The National Iranian Oil Refining and Distribution Company (NIORDC) and state-owned Petróleos de Venezuela (PDVSA) will soon start to revamp the Paraguaná Refining Center (CRP), Venezuela’s largest refining complex, to restore its fuel production capacity, Reuters reported February 3.
NIORDC and PDVSA are expected to sign a $460 million agreement to modernize the CRP, which has a capacity of 955,000 barrels per day. The CRP consists of the Cardón and Amuay refineries.
“The Venezuelan disaster in the oil world is enormous. The country has a very weakened and deteriorated petrochemical industry,” Félix Arellano, international relations expert and professor at the Central University of Venezuela, told Diálogo on February 20. “Venezuela is a dark spot; it’s an ideologically aggressive country.”
The refining center modernization project will allow NIORDC to negotiate with contractors and subcontract work to repair five of the complex’s nine distillation units primarily meant for crude oil refining.
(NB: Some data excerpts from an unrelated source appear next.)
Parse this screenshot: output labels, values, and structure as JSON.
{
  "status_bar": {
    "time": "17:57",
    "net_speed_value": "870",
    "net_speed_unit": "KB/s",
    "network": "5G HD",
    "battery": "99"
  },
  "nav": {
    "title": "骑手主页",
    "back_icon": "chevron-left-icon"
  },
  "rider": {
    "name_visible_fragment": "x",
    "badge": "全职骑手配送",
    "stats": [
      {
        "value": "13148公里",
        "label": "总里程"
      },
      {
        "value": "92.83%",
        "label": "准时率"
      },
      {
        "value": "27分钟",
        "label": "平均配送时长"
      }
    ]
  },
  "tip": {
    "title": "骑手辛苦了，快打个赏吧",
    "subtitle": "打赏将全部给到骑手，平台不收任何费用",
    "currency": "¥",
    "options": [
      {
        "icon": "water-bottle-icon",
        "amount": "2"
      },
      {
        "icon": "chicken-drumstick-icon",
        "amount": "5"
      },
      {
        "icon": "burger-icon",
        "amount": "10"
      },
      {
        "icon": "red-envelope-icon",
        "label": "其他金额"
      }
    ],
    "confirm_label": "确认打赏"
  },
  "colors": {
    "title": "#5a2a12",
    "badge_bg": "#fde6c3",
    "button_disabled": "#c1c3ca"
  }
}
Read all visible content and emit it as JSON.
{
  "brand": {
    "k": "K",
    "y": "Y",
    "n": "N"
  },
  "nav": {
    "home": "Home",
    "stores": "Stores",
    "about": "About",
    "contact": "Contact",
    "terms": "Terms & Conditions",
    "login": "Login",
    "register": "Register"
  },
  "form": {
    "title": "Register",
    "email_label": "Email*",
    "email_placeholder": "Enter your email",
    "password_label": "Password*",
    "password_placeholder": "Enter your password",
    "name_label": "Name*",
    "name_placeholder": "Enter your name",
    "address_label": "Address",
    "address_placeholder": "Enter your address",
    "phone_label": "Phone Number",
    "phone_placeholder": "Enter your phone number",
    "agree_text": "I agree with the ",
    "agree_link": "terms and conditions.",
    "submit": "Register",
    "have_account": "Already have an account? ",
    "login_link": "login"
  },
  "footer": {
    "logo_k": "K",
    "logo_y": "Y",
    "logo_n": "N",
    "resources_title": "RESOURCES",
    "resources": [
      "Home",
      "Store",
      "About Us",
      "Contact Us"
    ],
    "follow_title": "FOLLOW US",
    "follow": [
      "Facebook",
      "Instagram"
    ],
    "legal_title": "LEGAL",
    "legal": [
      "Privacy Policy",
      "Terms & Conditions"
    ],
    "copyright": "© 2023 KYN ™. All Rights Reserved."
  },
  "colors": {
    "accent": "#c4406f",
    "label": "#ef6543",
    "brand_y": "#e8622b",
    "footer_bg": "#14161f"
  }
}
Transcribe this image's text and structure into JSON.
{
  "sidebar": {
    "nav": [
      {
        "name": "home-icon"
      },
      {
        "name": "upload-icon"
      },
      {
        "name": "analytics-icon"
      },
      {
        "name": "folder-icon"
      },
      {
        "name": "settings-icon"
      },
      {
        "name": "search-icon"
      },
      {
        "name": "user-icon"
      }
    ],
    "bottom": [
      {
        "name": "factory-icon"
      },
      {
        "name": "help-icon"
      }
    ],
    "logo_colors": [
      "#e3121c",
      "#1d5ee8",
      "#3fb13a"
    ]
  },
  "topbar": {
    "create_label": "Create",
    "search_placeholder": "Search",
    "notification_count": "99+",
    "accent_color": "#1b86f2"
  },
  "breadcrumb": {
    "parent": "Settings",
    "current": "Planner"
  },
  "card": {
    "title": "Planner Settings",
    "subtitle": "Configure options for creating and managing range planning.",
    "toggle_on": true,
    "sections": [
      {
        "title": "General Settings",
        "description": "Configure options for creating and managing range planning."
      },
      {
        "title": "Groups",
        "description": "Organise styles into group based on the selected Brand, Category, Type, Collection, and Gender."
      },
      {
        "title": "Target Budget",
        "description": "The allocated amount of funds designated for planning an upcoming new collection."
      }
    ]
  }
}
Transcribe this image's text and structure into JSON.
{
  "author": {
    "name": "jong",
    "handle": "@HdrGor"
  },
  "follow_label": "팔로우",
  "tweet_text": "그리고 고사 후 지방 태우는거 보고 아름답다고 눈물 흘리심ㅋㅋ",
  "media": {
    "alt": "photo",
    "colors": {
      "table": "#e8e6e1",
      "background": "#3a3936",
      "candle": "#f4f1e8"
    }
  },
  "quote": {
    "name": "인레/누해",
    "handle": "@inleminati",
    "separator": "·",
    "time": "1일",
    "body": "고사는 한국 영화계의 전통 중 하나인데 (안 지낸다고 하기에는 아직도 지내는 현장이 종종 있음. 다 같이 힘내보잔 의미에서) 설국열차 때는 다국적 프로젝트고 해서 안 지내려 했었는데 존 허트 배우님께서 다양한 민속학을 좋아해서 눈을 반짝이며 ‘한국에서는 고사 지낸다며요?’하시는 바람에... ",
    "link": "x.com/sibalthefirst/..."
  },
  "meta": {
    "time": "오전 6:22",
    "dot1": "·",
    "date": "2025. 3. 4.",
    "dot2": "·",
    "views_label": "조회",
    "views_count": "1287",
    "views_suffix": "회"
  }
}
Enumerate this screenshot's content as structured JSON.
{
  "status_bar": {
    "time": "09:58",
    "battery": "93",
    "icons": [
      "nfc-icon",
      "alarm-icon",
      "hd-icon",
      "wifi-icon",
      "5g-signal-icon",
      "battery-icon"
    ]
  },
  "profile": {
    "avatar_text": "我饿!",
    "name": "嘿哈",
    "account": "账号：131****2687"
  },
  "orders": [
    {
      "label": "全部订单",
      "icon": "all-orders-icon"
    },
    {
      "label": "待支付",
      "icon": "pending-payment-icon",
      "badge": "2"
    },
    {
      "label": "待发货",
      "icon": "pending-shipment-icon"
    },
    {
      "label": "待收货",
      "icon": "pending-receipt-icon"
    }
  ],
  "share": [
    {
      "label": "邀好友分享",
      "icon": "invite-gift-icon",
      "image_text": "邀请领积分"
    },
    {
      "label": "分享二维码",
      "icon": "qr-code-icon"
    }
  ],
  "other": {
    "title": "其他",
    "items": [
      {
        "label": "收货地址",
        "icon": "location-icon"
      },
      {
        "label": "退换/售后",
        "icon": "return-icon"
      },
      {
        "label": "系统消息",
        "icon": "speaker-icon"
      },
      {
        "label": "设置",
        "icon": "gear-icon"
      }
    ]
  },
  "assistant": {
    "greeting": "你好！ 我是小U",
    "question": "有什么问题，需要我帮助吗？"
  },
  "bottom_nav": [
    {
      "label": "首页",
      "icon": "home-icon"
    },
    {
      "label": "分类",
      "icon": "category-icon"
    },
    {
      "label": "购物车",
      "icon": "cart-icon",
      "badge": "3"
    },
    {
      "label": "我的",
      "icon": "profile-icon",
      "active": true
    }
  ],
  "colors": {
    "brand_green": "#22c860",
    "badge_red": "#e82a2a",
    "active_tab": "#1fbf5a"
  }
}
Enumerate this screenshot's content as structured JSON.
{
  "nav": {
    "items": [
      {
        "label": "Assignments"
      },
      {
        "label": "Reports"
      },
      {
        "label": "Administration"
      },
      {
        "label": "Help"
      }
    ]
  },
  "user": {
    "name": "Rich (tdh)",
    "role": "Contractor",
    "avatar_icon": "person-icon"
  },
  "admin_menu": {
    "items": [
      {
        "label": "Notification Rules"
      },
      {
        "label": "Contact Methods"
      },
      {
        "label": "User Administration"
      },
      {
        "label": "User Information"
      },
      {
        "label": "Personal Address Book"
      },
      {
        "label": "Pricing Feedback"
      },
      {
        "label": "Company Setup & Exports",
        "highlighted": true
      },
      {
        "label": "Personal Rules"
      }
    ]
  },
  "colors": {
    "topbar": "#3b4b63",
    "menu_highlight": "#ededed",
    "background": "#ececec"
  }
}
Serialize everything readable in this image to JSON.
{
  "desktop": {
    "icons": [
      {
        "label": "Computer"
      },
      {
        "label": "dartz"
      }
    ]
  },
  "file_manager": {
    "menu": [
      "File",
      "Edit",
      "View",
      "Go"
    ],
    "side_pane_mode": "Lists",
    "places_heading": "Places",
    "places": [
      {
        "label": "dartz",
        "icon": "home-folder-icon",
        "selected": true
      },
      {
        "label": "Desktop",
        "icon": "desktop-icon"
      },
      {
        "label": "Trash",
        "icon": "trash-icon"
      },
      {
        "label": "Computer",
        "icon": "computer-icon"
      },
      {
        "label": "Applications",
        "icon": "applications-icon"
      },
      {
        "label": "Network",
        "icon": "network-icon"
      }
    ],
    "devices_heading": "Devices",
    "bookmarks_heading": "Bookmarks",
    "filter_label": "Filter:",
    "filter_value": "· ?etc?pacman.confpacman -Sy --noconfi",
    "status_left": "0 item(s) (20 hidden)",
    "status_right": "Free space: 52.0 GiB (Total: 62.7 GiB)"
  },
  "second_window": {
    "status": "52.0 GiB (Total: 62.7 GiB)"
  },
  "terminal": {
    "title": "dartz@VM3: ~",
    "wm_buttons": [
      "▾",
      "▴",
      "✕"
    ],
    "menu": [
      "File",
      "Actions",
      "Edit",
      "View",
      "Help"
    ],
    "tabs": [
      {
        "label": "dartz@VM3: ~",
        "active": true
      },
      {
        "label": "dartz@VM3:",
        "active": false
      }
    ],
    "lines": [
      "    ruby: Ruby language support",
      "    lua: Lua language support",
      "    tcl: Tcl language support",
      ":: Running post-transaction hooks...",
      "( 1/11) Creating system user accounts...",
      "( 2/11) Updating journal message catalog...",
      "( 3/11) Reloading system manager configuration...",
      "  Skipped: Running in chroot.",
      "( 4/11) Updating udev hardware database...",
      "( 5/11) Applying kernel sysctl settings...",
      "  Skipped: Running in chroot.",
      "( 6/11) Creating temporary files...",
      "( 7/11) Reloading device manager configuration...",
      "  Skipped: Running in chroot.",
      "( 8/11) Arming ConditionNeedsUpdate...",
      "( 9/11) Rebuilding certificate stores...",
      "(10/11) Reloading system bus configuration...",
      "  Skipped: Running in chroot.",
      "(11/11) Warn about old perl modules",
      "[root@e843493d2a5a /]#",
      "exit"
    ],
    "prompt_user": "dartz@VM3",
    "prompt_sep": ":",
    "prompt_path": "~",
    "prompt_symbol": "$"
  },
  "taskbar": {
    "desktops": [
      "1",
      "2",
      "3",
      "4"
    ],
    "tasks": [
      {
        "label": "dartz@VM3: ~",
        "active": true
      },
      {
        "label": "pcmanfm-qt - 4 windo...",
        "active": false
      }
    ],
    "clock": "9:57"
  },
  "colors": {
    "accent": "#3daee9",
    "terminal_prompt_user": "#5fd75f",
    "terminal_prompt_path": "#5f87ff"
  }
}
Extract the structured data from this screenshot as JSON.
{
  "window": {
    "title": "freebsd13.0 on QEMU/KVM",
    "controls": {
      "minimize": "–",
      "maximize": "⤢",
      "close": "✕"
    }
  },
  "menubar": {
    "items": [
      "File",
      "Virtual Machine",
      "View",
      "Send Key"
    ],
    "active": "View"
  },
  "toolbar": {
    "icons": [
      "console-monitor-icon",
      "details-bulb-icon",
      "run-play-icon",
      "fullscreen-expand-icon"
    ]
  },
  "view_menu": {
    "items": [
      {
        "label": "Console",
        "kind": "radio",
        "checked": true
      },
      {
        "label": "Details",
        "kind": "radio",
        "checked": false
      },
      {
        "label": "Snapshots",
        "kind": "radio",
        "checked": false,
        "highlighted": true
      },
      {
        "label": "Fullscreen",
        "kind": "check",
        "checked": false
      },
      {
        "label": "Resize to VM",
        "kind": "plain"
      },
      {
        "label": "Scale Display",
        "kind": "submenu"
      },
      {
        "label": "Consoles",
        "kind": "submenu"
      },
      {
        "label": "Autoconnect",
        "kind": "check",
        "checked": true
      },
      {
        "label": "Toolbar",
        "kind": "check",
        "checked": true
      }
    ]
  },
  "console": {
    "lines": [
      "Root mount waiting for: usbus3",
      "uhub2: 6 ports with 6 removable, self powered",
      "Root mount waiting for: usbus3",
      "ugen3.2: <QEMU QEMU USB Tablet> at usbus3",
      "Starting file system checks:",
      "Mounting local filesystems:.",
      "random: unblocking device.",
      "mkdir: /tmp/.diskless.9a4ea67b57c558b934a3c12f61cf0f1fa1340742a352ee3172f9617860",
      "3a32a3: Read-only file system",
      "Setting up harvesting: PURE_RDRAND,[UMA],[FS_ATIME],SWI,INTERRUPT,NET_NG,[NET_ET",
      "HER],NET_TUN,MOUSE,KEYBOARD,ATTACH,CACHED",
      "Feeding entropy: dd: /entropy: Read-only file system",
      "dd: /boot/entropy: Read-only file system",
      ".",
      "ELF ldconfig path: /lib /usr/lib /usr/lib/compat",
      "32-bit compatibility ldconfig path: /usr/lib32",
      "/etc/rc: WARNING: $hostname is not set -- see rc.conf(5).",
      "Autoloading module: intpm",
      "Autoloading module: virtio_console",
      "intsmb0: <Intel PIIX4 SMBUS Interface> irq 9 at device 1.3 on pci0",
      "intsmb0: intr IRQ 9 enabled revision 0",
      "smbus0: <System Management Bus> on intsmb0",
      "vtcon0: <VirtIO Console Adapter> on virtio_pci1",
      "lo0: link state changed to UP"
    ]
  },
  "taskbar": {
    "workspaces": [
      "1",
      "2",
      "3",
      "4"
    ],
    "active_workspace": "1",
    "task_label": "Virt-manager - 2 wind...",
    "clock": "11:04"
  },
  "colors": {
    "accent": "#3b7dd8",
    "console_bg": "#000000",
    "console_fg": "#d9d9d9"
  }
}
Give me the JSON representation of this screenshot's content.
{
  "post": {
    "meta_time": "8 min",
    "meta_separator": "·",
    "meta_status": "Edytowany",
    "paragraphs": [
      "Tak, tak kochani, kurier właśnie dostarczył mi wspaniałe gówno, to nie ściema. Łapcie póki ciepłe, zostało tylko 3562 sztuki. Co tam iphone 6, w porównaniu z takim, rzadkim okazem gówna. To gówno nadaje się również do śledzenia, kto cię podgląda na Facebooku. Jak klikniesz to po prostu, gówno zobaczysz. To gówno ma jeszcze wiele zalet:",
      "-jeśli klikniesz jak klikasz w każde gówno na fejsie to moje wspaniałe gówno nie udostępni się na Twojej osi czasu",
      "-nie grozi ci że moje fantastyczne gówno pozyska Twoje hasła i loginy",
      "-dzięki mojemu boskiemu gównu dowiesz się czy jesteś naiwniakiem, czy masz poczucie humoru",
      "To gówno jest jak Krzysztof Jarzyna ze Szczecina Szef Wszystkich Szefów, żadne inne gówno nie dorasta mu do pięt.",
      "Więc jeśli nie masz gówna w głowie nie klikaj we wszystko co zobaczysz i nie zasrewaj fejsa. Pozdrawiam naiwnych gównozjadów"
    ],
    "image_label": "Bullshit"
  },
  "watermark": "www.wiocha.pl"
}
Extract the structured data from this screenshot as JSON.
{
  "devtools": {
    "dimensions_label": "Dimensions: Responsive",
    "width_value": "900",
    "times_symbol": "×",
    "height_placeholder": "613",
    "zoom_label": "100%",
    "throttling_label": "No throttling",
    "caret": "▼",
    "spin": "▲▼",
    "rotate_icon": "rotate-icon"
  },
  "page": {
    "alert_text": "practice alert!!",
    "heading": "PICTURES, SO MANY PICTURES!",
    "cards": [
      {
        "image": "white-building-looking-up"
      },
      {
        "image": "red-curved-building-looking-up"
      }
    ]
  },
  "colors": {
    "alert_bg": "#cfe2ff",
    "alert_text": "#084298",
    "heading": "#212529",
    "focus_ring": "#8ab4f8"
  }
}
Tehran will be in charge of the procurement, installation, and inspection of parts and units before returning refinery operations to PDVSA, Reuters reported. The planned refurbishment of the distillation units will have Chinese and Iranian parts and equipment in what was originally built with U.S. technology.
Venezuela, however, will not be able to carry out modifications and replacement of parts in the distillation units without considering the need to have the chemical products that the plants require, which are manufactured in the United States, said chemical engineer and former CRP manager Emilio Herrera to Venezuelan news site El Pitazo.
“In addition to the repairs that the Iranians will make, reestablishing diplomatic relations with who was our main client [the U.S.] in order to have those products is a must,” Herrera said. “One thing is to repair machines, and another are the substances used for their operation.”
Ideological token
In recent years, Iran has expanded its role in Venezuela, sending multiple oil tankers to the country to cope with the lack of gasoline in defiance of U.S. sanctions, the University of Navarra’s Center for Global Affairs and Strategic Studies in Spain, indicated in a report. “Maduro has turned to gold to pay for Tehran’s services,” it added.
Oil production plummeted under the Nicolás Maduro regime. While the regime blames it on the economic sanctions, official figures indicate a gradual drop in production long before the U.S. announced measures between 2019 and 2020, Voice of America reported.
“The relationship between Tehran and Caracas is more active, with much more opacity,” Arellano said. “Even without the sanctions, technical support would also have been necessary due to inefficiency, incapacity, and the ideological vision that privileged the loyalists, weakening the industry.”
In recent months Iranian technicians have inspected the refineries several times to prepare for the arrival of at least 400 Iranian workers, who will work with some 1,000 to 1,500 local employees and contractors, Reuters reported.
“For Iran, Russia, and China Venezuela is a token that does not add much in the geopolitical game, but neither does it bring higher costs. It allows Tehran a small element of expansion in a territory very close to the United States,” Arellano said. “Having a bridge country, an ally, that supports, covers up, and is useful for shady business, is not a loss if in exchange you have a banner, a spearhead in Latin America for ideological discourse. Venezuela is fundamentally an ideological token.”
As part of the close relationship between the two countries, Caracas will contract an Iranian shipyard to build two oil tankers to expand its own fleet. The tankers will cost $67.5 million, Reuters reported.
Third parties will operate the tankers to move crude oil amid sanctions that prevent the state-owned company from securing the seaworthy classifications and insurance to sail in international waters. PDVSA has an aging fleet of some 30 tankers that remain in jurisdictional waters due to lack of repairs, Miami-based daily Panam Post reported.
“We are facing a dangerous and delicate scenario for the Latin American region,” Arellano said. “Venezuela is associated with aggressive, authoritarian, militaristic, expansionist governments, because both Iran and Russia show all this disposition; they promote hybrid war but also hot war when they need it,” he said.
“In order to maintain peace and security in the region we must highlight the importance, the benefit, and the need to defend liberal values, freedoms, and human rights,” Arellano concluded.